There are so many extraordinary moments, beautiful shots and intoxicating rushes of pure teenage adrenalin in British filmmaker Andrea Arnold's fractured portrait of American teenagers. Which makes it all the more frustrating that her fourth film stops short of being more than a fitfully exciting, occasionally trying and overlong experiment. Heavily musical, rowdy and fleshy, it’s structured less as a story and more as fragments hung together by disparate episodes with a strong air of on-the-road improvisation. 'American Honey' is an extreme road movie about a gang of teens selling magazine subscriptions door to door, state to state in the Midwest.
Our guide to their anarchic lifestyle is Star (Sasha Lane), a searching, still unformed girl who we follow so tightly that she might remind you of Mia in Arnold's second film 'Fish Tank' (and once again Arnold's regular cinematographer Robbie Ryan shoots 'American Honey' right up close, claustrophobically, in the near-square Academy ratio). We first meet Star caring for two young kids and trying to avoid the gropes of a drunken man who seems to be her father. But it's not long before she bumps into funny but dangerous Jake (Shia LaBeouf), tough, suspicious Krystal (Riley Keough) and their door-to-door sales gang, and she makes the call to up sticks and hit the road with them.

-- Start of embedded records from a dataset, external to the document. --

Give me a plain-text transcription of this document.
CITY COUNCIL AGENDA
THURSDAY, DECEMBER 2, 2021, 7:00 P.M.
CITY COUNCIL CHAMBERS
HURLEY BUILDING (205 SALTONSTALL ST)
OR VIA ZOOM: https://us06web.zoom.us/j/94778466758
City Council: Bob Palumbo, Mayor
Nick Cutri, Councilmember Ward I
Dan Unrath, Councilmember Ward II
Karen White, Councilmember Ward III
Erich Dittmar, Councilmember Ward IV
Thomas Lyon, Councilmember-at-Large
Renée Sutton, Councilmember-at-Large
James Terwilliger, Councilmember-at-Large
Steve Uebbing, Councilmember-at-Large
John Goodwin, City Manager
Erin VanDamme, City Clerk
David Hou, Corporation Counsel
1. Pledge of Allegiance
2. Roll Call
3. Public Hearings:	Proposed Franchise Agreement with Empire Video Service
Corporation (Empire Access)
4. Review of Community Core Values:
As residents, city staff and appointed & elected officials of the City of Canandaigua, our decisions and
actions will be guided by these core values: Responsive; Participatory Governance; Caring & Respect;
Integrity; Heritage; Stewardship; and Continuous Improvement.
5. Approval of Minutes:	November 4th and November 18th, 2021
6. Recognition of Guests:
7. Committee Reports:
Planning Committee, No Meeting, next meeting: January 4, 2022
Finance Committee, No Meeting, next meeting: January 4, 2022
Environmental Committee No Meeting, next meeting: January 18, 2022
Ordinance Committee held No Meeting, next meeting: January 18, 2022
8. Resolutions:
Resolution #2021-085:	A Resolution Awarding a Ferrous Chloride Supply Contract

The rest of the film is an ensemble road movie. It flits between events that reflect Star's growing sense of self – encounters with potential clients, sex with Jake, risk-taking with older men – and repetitive atmospheric scenes that lean on Terrence Malick-style nature shots or on moments that capture the largely anonymous group of teens partying, fighting, singing or fucking. At its worst 'American Honey' feels like a tourist's postcard home from the American fringe – one written in Arnold's very clear hand but that also nods to filmmakers like Larry Clark and Harmony Korine and photographers like William Eggleston. At its best, it has an in-the-moment pumped teenage energy that you'd imagine is impossible to bottle but Arnold somehow has.
It's Arnold's first film shot in America. How much you warm to it might depend on whether you feel she's discovered something new making it. Or if she's has simply transferred ideas explored in her British films about teenage discovery, pain and bliss to a new backdrop. What does feel especially fresh is her light-touch suggestion that her gang of more-or-less endearing misfits are somehow a microcosm of American capitalism and the American dream – a social experiment in money, sex, power and belonging. Her main character, Star, sometimes gets lost along the way, but that's probably a point in itself. It's a bold film, full of energy and spunk, but a patchy, half-formed, rambling one too.